The Energy Department’s 2008 estimates for shale gas reserves that
may one day be economically produced stand at 125 trillion cubic
feet, about a seventh of the most optimistic industry
estimates. Jeffrey Little, a department gas analyst, said the
government estimate was based on 2006 data and could increase
after further testing.

"The larger reserves could very well be out there, but their
magnitude is uncertain," he said.

Some industry experts warn that shortages of engineers and rigs,
scarcity of pipelines near some shale fields and fights over land
and water use could slow development in some states.

In the Marcellus field, drilling and pipeline work must be done
over woody and hilly terrain, and enormous amounts of water are
needed to fracture the shale.

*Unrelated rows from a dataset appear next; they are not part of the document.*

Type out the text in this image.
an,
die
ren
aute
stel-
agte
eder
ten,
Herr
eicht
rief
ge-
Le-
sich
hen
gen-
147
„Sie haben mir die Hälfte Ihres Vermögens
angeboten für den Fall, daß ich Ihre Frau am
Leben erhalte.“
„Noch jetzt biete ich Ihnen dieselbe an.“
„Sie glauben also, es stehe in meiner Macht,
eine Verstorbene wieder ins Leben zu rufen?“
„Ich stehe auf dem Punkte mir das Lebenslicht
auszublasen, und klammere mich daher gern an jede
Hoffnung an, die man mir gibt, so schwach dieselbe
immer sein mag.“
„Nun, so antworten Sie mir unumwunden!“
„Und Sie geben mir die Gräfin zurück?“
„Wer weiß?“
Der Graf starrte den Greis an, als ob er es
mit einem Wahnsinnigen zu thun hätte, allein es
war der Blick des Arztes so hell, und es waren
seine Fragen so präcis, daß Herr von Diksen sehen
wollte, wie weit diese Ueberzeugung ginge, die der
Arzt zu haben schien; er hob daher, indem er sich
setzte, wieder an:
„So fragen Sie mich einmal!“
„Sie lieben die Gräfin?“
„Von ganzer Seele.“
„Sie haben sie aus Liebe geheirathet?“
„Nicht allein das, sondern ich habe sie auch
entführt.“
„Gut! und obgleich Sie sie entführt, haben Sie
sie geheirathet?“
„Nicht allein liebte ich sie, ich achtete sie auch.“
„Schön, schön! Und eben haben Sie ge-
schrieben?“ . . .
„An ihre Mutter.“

Drilling has been halted in places
after local regulators caught companies drawing water from streams
without permits.

"We see natural gas as potentially a very important transitional
fuel, but we can’t use it at the expense of our natural
resources," said Kate Sinding, a senior lawyer for the Natural
Resources Defense Council, who warned that water-intensive
drilling in shale could threaten local water supplies and
aquifers.

Domestic gas production was in decline from the early 1990s to
2005, before production from shale beds and some lesser
unconventional fields led to increases beginning in 2006. In the
meantime, consumption increased by more than 15 percent, satisfied
largely by rising imports.

Prices in recent years soared from less than $2 per thousand cubic
feet in 1999 to more than $13 as recently as last month, before a
precipitous decline in recent weeks. Natural gas closed Friday on
the New York Mercantile Exchange at $7.84 per thousand cubic feet,
the lowest price since Feb. 1.

With the growth of power generation from natural gas, the Energy
Department estimates that gas consumption will increase 3 percent
this year and an additional 1.7 percent in 2009. But that is well
below expected supply increases.

Such increases carry risks. Some in the gas industry fear that if
prices fall too much, producers will pull back on their
investments in drilling and development. "If prices drop much
more," said Mr. Johnson of Carrizo Oil and Gas, "producers will
slow down or at least not be as aggressive."